The first type of universal home insurance is the homeowners’ general liability insurance policy. This is intended to provide coverage for property damage, personal injury and property damage, from fire. It will cover the expenses for nursing care and other related payments. The policy may include additional personal property protection. This is usually the cheapest of all policies and the most commonly chosen one among homeowners. In order to have maximum protection, however, it is advisable that you get an umbrella policy with a higher ceiling value.
Another common type of home insurance is the dwelling-loss coverage. This policy pays off the cost of rebuilding your dwelling, minus depreciation over the period of the policy. Usually, this will include personal belongings left inside the house, but this may vary. Other items may be excluded. Usually, your homeowners’ liability insurance quote will include the dwelling loss coverage.

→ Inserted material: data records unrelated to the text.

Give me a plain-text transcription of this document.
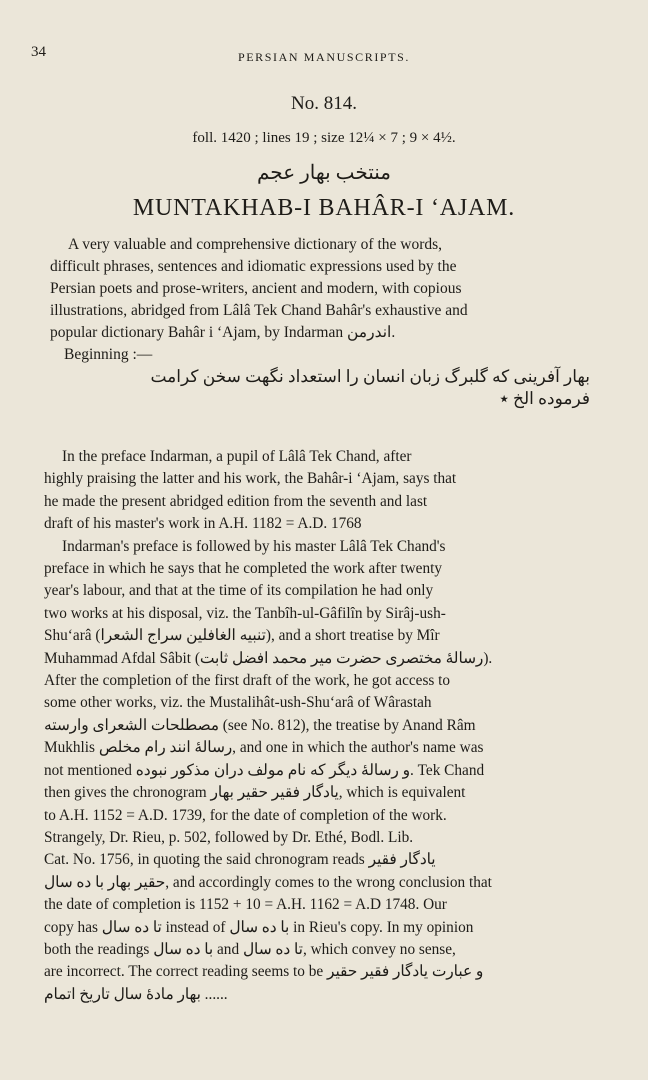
34	PERSIAN MANUSCRIPTS.
No. 814.
foll. 1420 ; lines 19 ; size 12¼ × 7 ; 9 × 4½.
منتخب بهار عجم
MUNTAKHAB-I BAHÂR-I ‘AJAM.
A very valuable and comprehensive dictionary of the words,
difficult phrases, sentences and idiomatic expressions used by the
Persian poets and prose-writers, ancient and modern, with copious
illustrations, abridged from Lâlâ Tek Chand Bahâr's exhaustive and
popular dictionary Bahâr i ‘Ajam, by Indarman اندرمن.
Beginning :—
بهار آفرینی که گلبرگ زبان انسان را استعداد نگهت سخن کرامت
فرموده الخ ٭
In the preface Indarman, a pupil of Lâlâ Tek Chand, after
highly praising the latter and his work, the Bahâr-i ‘Ajam, says that
he made the present abridged edition from the seventh and last
draft of his master's work in A.H. 1182 = A.D. 1768
Indarman's preface is followed by his master Lâlâ Tek Chand's
preface in which he says that he completed the work after twenty
year's labour, and that at the time of its compilation he had only
two works at his disposal, viz. the Tanbîh-ul-Gâfilîn by Sirâj-ush-
Shu‘arâ (تنبیه الغافلین سراج الشعرا), and a short treatise by Mîr
Muhammad Afdal Sâbit (رسالهٔ مختصری حضرت میر محمد افضل ثابت).
After the completion of the first draft of the work, he got access to
some other works, viz. the Mustalihât-ush-Shu‘arâ of Wârastah
مصطلحات الشعرای وارسته (see No. 812), the treatise by Anand Râm
Mukhlis رسالهٔ انند رام مخلص, and one in which the author's name was
not mentioned و رسالهٔ دیگر که نام مولف دران مذکور نبوده. Tek Chand
then gives the chronogram یادگار فقیر حقیر بهار, which is equivalent
to A.H. 1152 = A.D. 1739, for the date of completion of the work.
Strangely, Dr. Rieu, p. 502, followed by Dr. Ethé, Bodl. Lib.
Cat. No. 1756, in quoting the said chronogram reads یادگار فقیر
حقیر بهار با ده سال, and accordingly comes to the wrong conclusion that
the date of completion is 1152 + 10 = A.H. 1162 = A.D 1748. Our
copy has تا ده سال instead of با ده سال in Rieu's copy. In my opinion
both the readings با ده سال and تا ده سال, which convey no sense,
are incorrect. The correct reading seems to be و عبارت یادگار فقیر حقیر
بهار مادهٔ سال تاریخ اتمام ......
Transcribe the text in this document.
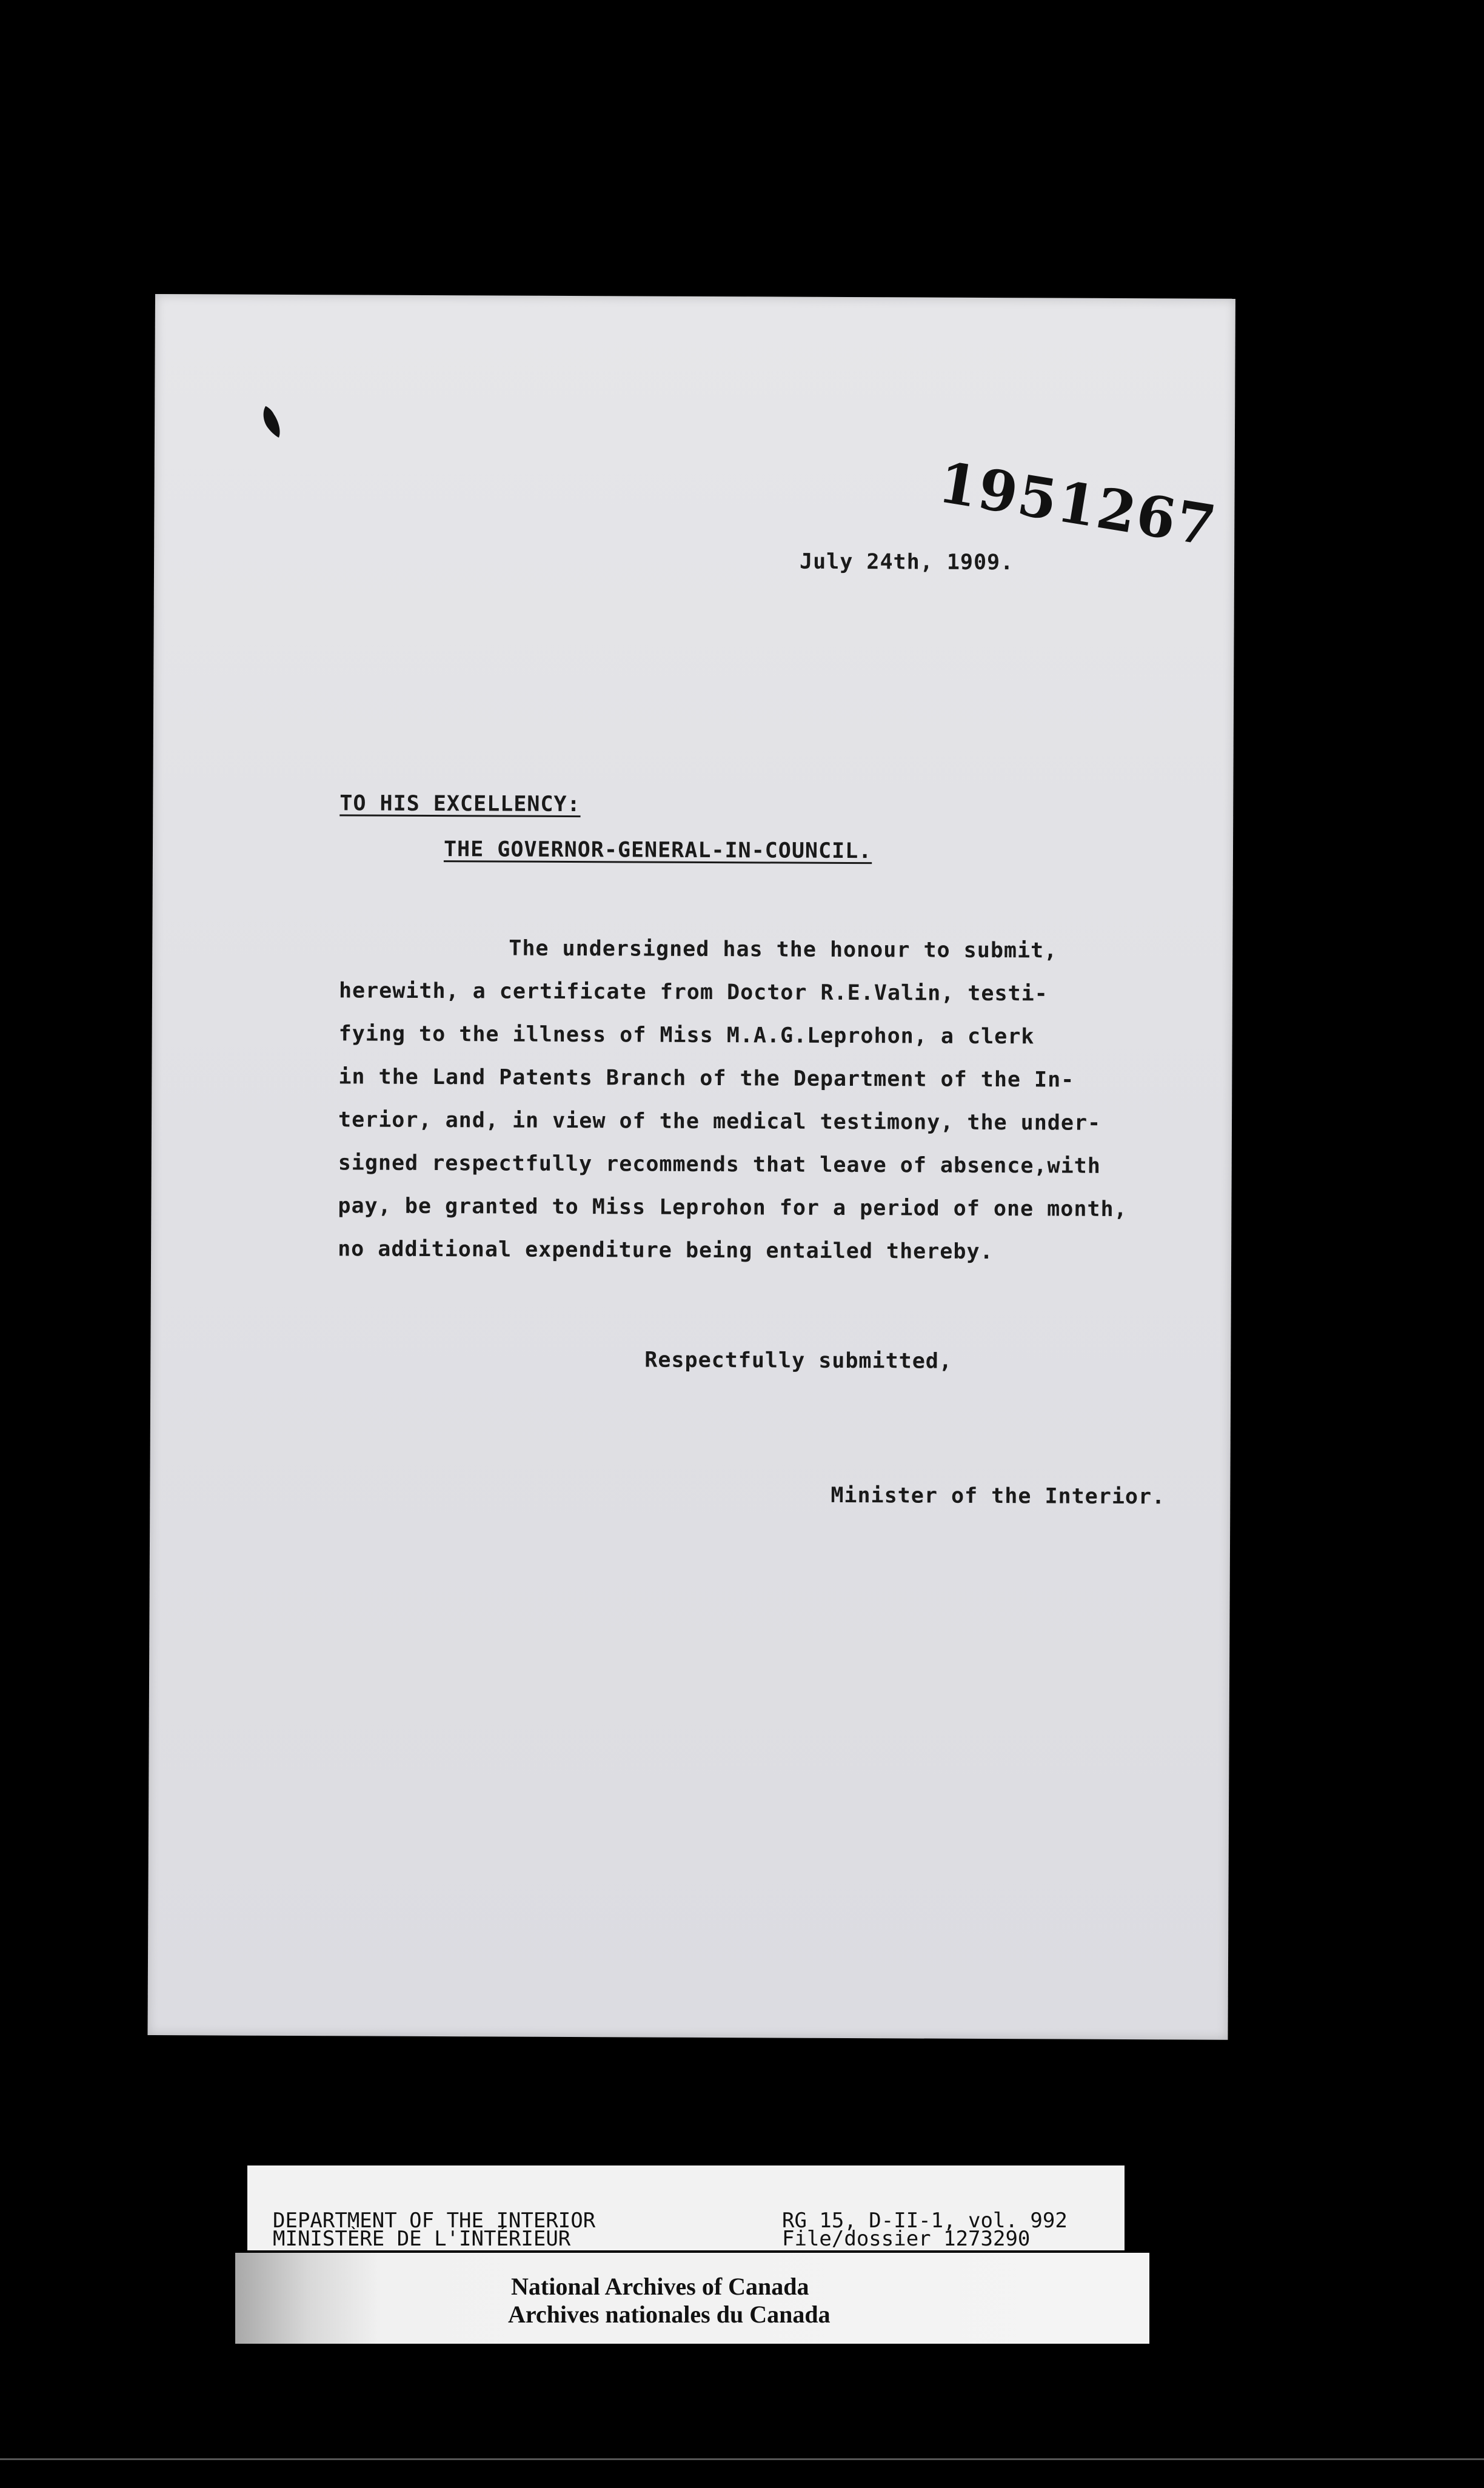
1951267
July 24th, 1909.
TO HIS EXCELLENCY:
THE GOVERNOR-GENERAL-IN-COUNCIL.
The undersigned has the honour to submit,
herewith, a certificate from Doctor R.E.Valin, testi-
fying to the illness of Miss M.A.G.Leprohon, a clerk
in the Land Patents Branch of the Department of the In-
terior, and, in view of the medical testimony, the under-
signed respectfully recommends that leave of absence,with
pay, be granted to Miss Leprohon for a period of one month,
no additional expenditure being entailed thereby.
Respectfully submitted,
Minister of the Interior.
DEPARTMENT OF THE INTERIOR
MINISTÈRE DE L'INTÉRIEUR
RG 15, D-II-1, vol. 992
File/dossier 1273290
National Archives of Canada
Archives nationales du Canada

One frequently asked question by homeowners is what are the different kinds of coverage offered by homeowners’ insurance companies. There are actually five basic policy types. Among these, the three most common are: dwelling coverage, renter’s insurance, and term or catastrophe insurance. There are also two exclusion categories in a standard homeowners’ coverage policy: property protection and liability insurance.
Dwelling coverage, as the name implies, covers the cost of rebuilding your dwelling following a disaster, such as a fire. In most states, this kind of home insurance coverage requires that you also obtain renter’s insurance to cover your living expenses, such as rent, mortgage payments, and personal liability. You can select this coverage if you want to protect your personal assets from damages due to a rented dwelling.

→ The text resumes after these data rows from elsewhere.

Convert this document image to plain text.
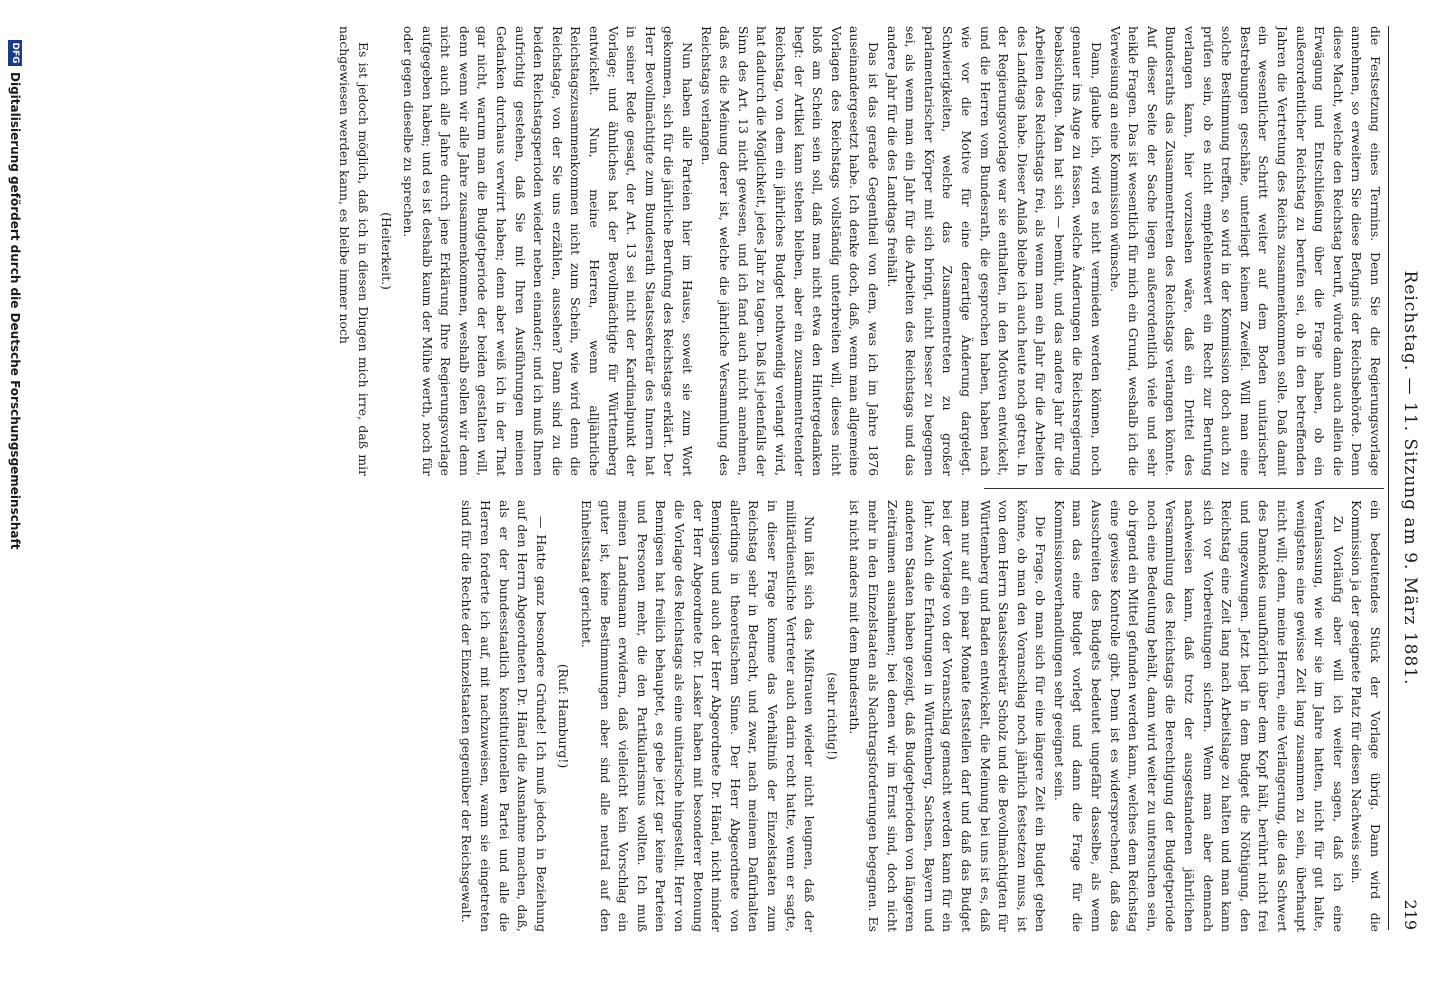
Reichstag. — 11. Sitzung am 9. März 1881.
219

die Festsetzung eines Termins. Denn Sie die Regierungsvorlage annehmen, so erweitern Sie diese Befugnis der Reichsbehörde. Denn diese Macht, welche den Reichstag beruft, würde dann auch allein die Erwägung und Entschließung über die Frage haben, ob ein außerordentlicher Reichstag zu berufen sei, ob in den betreffenden Jahren die Vertretung des Reichs zusammenkommen solle. Daß damit ein wesentlicher Schritt weiter auf dem Boden unitarischer Bestrebungen geschähe, unterliegt keinem Zweifel. Will man eine solche Bestimmung treffen, so wird in der Kommission doch auch zu prüfen sein, ob es nicht empfehlenswert ein Recht zur Berufung verlangen kann, hier vorzusehen wäre, daß ein Drittel des Bundesraths das Zusammentreten des Reichstags verlangen könnte. Auf dieser Seite der Sache liegen außerordentlich viele und sehr heikle Fragen. Das ist wesentlich für mich ein Grund, weshalb ich die Verweisung an eine Kommission wünsche.

Dann, glaube ich, wird es nicht vermieden werden können, noch genauer ins Auge zu fassen, welche Änderungen die Reichsregierung beabsichtigen. Man hat sich — bemüht, und das andere Jahr für die Arbeiten des Reichstags frei, als wenn man ein Jahr für die Arbeiten des Landtags habe. Dieser Anlaß bleibe ich auch heute noch getreu. In der Regierungsvorlage war sie enthalten, in den Motiven entwickelt, und die Herren vom Bundesrath, die gesprochen haben, haben nach wie vor die Motive für eine derartige Änderung dargelegt. Schwierigkeiten, welche das Zusammentreten zu großer parlamentarischer Körper mit sich bringt, nicht besser zu begegnen sei, als wenn man ein Jahr für die Arbeiten des Reichstags und das andere Jahr für die des Landtags freihält.

Das ist das gerade Gegentheil von dem, was ich im Jahre 1876 auseinandergesetzt habe. Ich denke doch, daß, wenn man allgemeine Vorlagen des Reichstags vollständig unterbreiten will, dieses nicht bloß am Schein sein soll, daß man nicht etwa den Hintergedanken hegt: der Artikel kann stehen bleiben, aber ein zusammentretender Reichstag, von dem ein jährliches Budget nothwendig verlangt wird, hat dadurch die Möglichkeit, jedes Jahr zu tagen. Daß ist jedenfalls der Sinn des Art. 13 nicht gewesen, und ich fand auch nicht annehmen, daß es die Meinung derer ist, welche die jährliche Versammlung des Reichstags verlangen.

Nun haben alle Parteien hier im Hause, soweit sie zum Wort gekommen, sich für die jährliche Berufung des Reichstags erklärt. Der Herr Bevollmächtigte zum Bundesrath Staatssekretär des Innern hat in seiner Rede gesagt, der Art. 13 sei nicht der Kardinalpunkt der Vorlage; und ähnliches hat der Bevollmächtigte für Württemberg entwickelt. Nun, meine Herren, wenn alljährliche Reichstagszusammenkommen nicht zum Schein, wie wird denn die Reichstage, von der Sie uns erzählen, aussehen? Dann sind zu die beiden Reichstagsperioden wieder neben einander; und ich muß Ihnen aufrichtig gestehen, daß Sie mit Ihren Ausführungen meinen Gedanken durchaus verwirrt haben; denn aber weiß ich in der That gar nicht, warum man die Budgetperiode der beiden gestalten will, denn wenn wir alle Jahre zusammenkommen, weshalb sollen wir denn nicht auch alle Jahre durch jene Erklärung Ihre Regierungsvorlage aufgegeben haben; und es ist deshalb kaum der Mühe werth, noch für oder gegen dieselbe zu sprechen.

(Heiterkeit.)

Es ist jedoch möglich, daß ich in diesen Dingen mich irre, daß mir nachgewiesen werden kann, es bleibe immer noch

ein bedeutendes Stück der Vorlage übrig. Dann wird die Kommission ja der geeignete Platz für diesen Nachweis sein.

Zu Vorläufig aber will ich weiter sagen, daß ich eine Veranlassung, wie wir sie im Jahre hatten, nicht für gut halte, wenigstens eine gewisse Zeit lang zusammen zu sein, überhaupt nicht will; denn, meine Herren, eine Verlängerung, die das Schwert des Damokles unaufhörlich über dem Kopf hält, berührt nicht frei und ungezwungen. Jetzt liegt in dem Budget die Nöthigung, den Reichstag eine Zeit lang nach Arbeitslage zu halten und man kann sich vor Vorbereitungen sichern. Wenn man aber demnach nachweisen kann, daß trotz der ausgestandenen jährlichen Versammlung des Reichstags die Berechtigung der Budgetperiode noch eine Bedeutung behält, dann wird weiter zu untersuchen sein, ob irgend ein Mittel gefunden werden kann, welches dem Reichstag eine gewisse Kontrolle gibt. Denn ist es widersprechend, daß das Ausschreiten des Budgets bedeutet ungefähr dasselbe, als wenn man das eine Budget vorlegt und dann die Frage für die Kommissionsverhandlungen sehr geeignet sein.

Die Frage, ob man sich für eine längere Zeit ein Budget geben könne, ob man den Voranschlag noch jährlich festsetzen muss, ist von dem Herrn Staatssekretär Scholz und die Bevollmächtigten für Württemberg und Baden entwickelt, die Meinung bei uns ist es, daß man nur auf ein paar Monate feststellen darf und daß das Budget bei der Vorlage von der Voranschlag gemacht werden kann für ein Jahr. Auch die Erfahrungen in Württemberg, Sachsen, Bayern und anderen Staaten haben gezeigt, daß Budgetperioden von längeren Zeiträumen ausnahmen; bei denen wir im Ernst sind, doch nicht mehr in den Einzelstaaten als Nachtragsforderungen begegnen. Es ist nicht anders mit dem Bundesrath.

(sehr richtig!)

Nun läßt sich das Mißtrauen wieder nicht leugnen, daß der militärdienstliche Vertreter auch darin recht hatte, wenn er sagte, in dieser Frage komme das Verhältniß der Einzelstaaten zum Reichstag sehr in Betracht, und zwar, nach meinem Dafürhalten allerdings in theoretischem Sinne. Der Herr Abgeordnete von Bennigsen und auch der Herr Abgeordnete Dr. Hänel, nicht minder der Herr Abgeordnete Dr. Lasker haben mit besonderer Betonung die Vorlage des Reichstags als eine unitarische hingestellt. Herr von Bennigsen hat freilich behauptet, es gebe jetzt gar keine Parteien und Personen mehr, die den Partikularismus wollten. Ich muß meinen Landsmann erwidern, daß vielleicht kein Vorschlag ein guter ist, keine Bestimmungen aber sind alle neutral auf den Einheitsstaat gerichtet.

(Ruf: Hamburg!)

— Hatte ganz besondere Gründe! Ich muß jedoch in Beziehung auf den Herrn Abgeordneten Dr. Hänel die Ausnahme machen, daß, als er der bundesstaatlich konstitutionellen Partei und alle die Herren forderte ich auf, mit nachzuweisen, wann sie eingetreten sind für die Rechte der Einzelstaaten gegenüber der Reichsgewalt.

DFG
Digitalisierung gefördert durch die Deutsche Forschungsgemeinschaft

Renters insurance is often referred to as “personal property protection” or “umbrella” coverage, due to its similarities with the basic policy. Although renters can be covered individually as consumers with a renters’ policy, renters usually do not have the same protection under a standard home insurance policy. Renters’ coverage usually does not require a deductible. Instead, it provides the same benefits to tenants as homeowners’ coverage, which generally has a deductible. Renters can usually also insure the personal property belonging to their home, as well as the personal belongings kept inside the home.
Flood, earthquake, and fire damage are examples of situations that might require a special type of coverage. If you’re concerned about natural disasters, there are two basic questions you should ask your insurance company. The first question you should ask is what areas of the country are included in the company’s flood map? All home insurance companies are required by federal law to include a portion of their area in their maps. The maps are often updated several times a year, but if your area is still not on one, you should inquire about adding it.
Another frequently asked question is, what areas of the country are covered by their “umbrella” policy? Most insurance companies include all 50 states in their basic policy, but some choose to add or exclude certain states based upon a number of factors. These factors may include the likelihood of high theft rates, higher crime rates, or the size of a state’s population. Some companies also include specific coverage for medical payments, lost income, and personal property damage due to a fire or tornado. These types of policies will typically cover damage caused by a natural disaster, such as hurricanes, tornados, earthquakes, or fires.